The Anthropomorphic Machine is an 8m high, 7m diameter interactive and performative robotic installation that alludes to human anatomy. It is engineered with pneumatically actuated rubber muscles, steel tendons, a deformable tensegrity skeletal structure, a circulatory system of compressed air, and a vision and computational system. It is a synthetic organisation allowing an emergence of form through an open system of collective behaviours of local human presence and actions. When under the tensegrity canopy, the vision system detects density, distribution and dynamics of people beneath the tensegrity canopy and the Anthropomorphic Machine responds with either undulating, swaying, pulsing or glitchy behaviour, generating a vocabulary of machine aliveness. Intermittent breathing behaviour is generated when no one is interacting. The Anthropomorphic Machine is not only a visual structure but also a sound machine.

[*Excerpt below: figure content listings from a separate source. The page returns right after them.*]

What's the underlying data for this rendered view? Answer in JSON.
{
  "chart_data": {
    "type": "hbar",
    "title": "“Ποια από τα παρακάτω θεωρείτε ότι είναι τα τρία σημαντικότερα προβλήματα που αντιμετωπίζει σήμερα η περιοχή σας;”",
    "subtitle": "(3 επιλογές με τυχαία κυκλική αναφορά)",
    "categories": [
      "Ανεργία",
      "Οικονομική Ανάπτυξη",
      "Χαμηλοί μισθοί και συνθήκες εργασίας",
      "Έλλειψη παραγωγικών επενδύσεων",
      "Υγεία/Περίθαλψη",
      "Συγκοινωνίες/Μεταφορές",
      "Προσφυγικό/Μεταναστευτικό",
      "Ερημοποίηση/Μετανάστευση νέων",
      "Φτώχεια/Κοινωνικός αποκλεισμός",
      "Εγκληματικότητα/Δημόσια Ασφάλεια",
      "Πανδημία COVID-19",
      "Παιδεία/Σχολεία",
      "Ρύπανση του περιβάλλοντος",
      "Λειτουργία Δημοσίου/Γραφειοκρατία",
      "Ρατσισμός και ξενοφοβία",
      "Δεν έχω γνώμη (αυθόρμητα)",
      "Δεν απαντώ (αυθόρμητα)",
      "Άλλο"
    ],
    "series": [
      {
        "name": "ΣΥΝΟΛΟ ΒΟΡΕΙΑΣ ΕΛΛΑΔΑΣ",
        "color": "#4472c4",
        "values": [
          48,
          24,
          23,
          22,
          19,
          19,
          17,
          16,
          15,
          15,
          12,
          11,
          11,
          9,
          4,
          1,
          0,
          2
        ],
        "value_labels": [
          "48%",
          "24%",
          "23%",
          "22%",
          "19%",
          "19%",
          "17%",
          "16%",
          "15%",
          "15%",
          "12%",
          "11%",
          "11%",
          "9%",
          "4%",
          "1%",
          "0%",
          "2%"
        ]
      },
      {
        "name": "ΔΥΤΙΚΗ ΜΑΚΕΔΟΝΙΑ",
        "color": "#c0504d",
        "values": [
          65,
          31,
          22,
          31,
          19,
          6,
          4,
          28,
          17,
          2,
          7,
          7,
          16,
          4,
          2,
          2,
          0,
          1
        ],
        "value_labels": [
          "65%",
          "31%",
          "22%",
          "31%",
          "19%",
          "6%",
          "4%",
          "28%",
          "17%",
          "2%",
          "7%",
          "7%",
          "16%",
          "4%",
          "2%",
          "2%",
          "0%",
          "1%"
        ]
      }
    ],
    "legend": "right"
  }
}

The choreography that is generated by its interaction composes the compressed air sounds and solenoid clicks, immersing the audience in its acoustical landscape. The Anthropomorphic Machine has hosted interactive performances with dance and musicians.
Credits
Creation and Performance: Stelarc
Design and prototyping team: Yuhan Hou and Haoyu Chen (LLDS)
Computer Vision: Quishi Zhou and Eduardo Velloso (Melbourne School of Engineering)
Electronical engineering: Eric Schoof (Melbourne School of Engineering)
Structure Engineer: Sascha Bohnenberger and Matthew Tam (Bollinger Grohmann)
Material testing: Steve Adams (Melbourne School of Engineering)
Fabricator: Callan Morgan, Pelican Studio
Website design: Florence tang and Melana Uceda
Science Gallery Team: Ryan Jefferies, Elsie Brokensha, Jack Farley, Niels Wouters
Photography: Alan Weedan
Robots used
A skeletal structure with a suspended tensegrity canopy than is animated by proximity, density and movements of visitors. It takes the form of an elevated assemblage of tubes and wires that contracts and expands in response to the movements of the artist.